En fait, on trouve chez nos auteurs une double représentation de la philosophie. D’un côté, elle est présentée comme une science vaine, incapable d’atteindre la vérité en dehors de la révélation. De l’autre, nombre d’entre eux admettent une certaine parenté entre la philosophie grecque et la vérité chrétienne, qu’ils expliquent de deux façons tout à fait opposées : soit des « emprunts » faits à Moïse (c’est-à-dire à la Bible) par les sages de la Grèce, emprunts plus ou moins bien assimilés (c’est la thèse du « larcin » des Grecs, déjà développée par l’apologétique judéo-hellénistique) ; soit une inspiration partielle du Logos (Raison et Verbe) présent dans chaque homme (comme raison individuelle) et dans le cosmos tout entier, comme un germe partout disséminé (le logos spermaticos stoïcien, ainsi christianisé).
R&N : À quel moment le christianisme prend-il conscience qu’il forme désormais une culture à part entière, comparable à la paideia grecque, mais distincte d’elle ? Comment cela se traduit-il dans la littérature chrétienne ?
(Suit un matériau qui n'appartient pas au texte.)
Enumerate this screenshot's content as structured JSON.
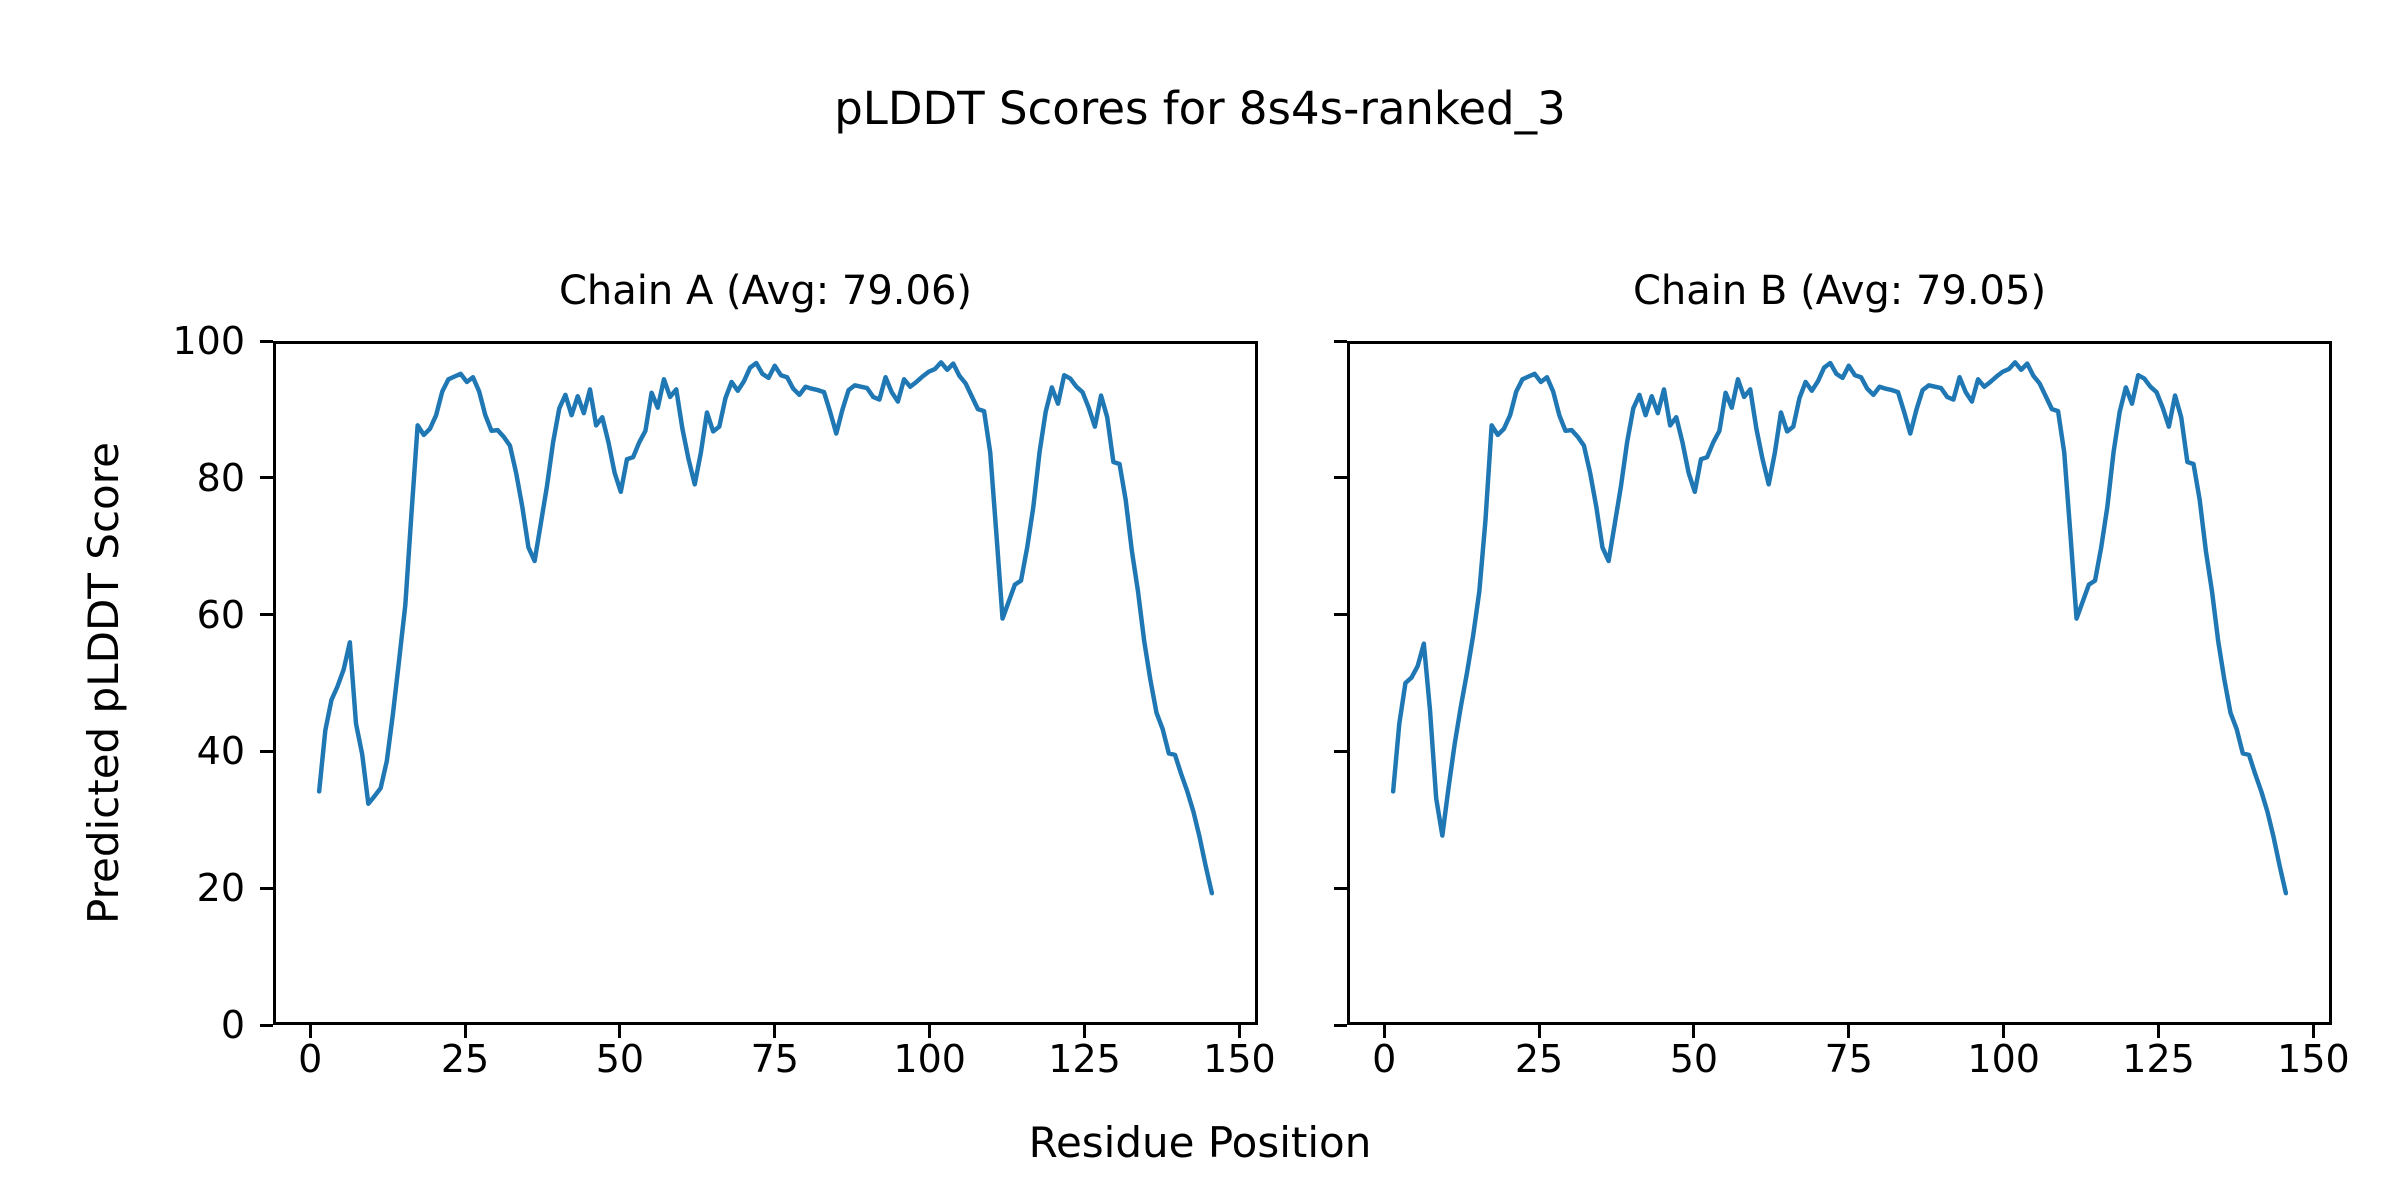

B.P. — Je ne crois pas (mais c’est un avis très personnel, difficile à étayer) qu’au second siècle, les chrétiens aient eu conscience qu’ils apportaient ou qu’ils constituaient une nouvelle culture. Leur combat ne se situait pas sur un plan culturel. Quand ils opposent les Écritures (en fait, avant Irénée, les écrits vétéro-testamentaires) aux lettres païennes, c’est pour opposer la vanité et l’immoralité des unes à la grandeur et à la vérité des autres. Ainsi, quand, vers 235-240, Origène entreprend de former un petit cercle de disciples choisis, il leur enseigne… les poètes, les philosophes, mais aussi la géométrie et l’arithmétique (voir Grégoire, Remerciement à Origène, 13, 151-152, SChr n°148 ; Eusèbe, Histoire ecclésiastique, VI, 18, 3), comme « propédeutiques » à l’étude de l’Écriture… Je pense que le sentiment de constituer une « culture » propre ne s’est pas affirmé avant le IVe siècle, les mesures prises par l’empereur Julien (361-363) contre le christianisme, et en particulier la défense faite aux maîtres chrétiens d’enseigner les lettres grecques, y ont sans doute beaucoup contribué. Apparut alors la nécessité d’opposer une culture proprement chrétienne, y compris dans sa composante littéraire, à la culture grecque.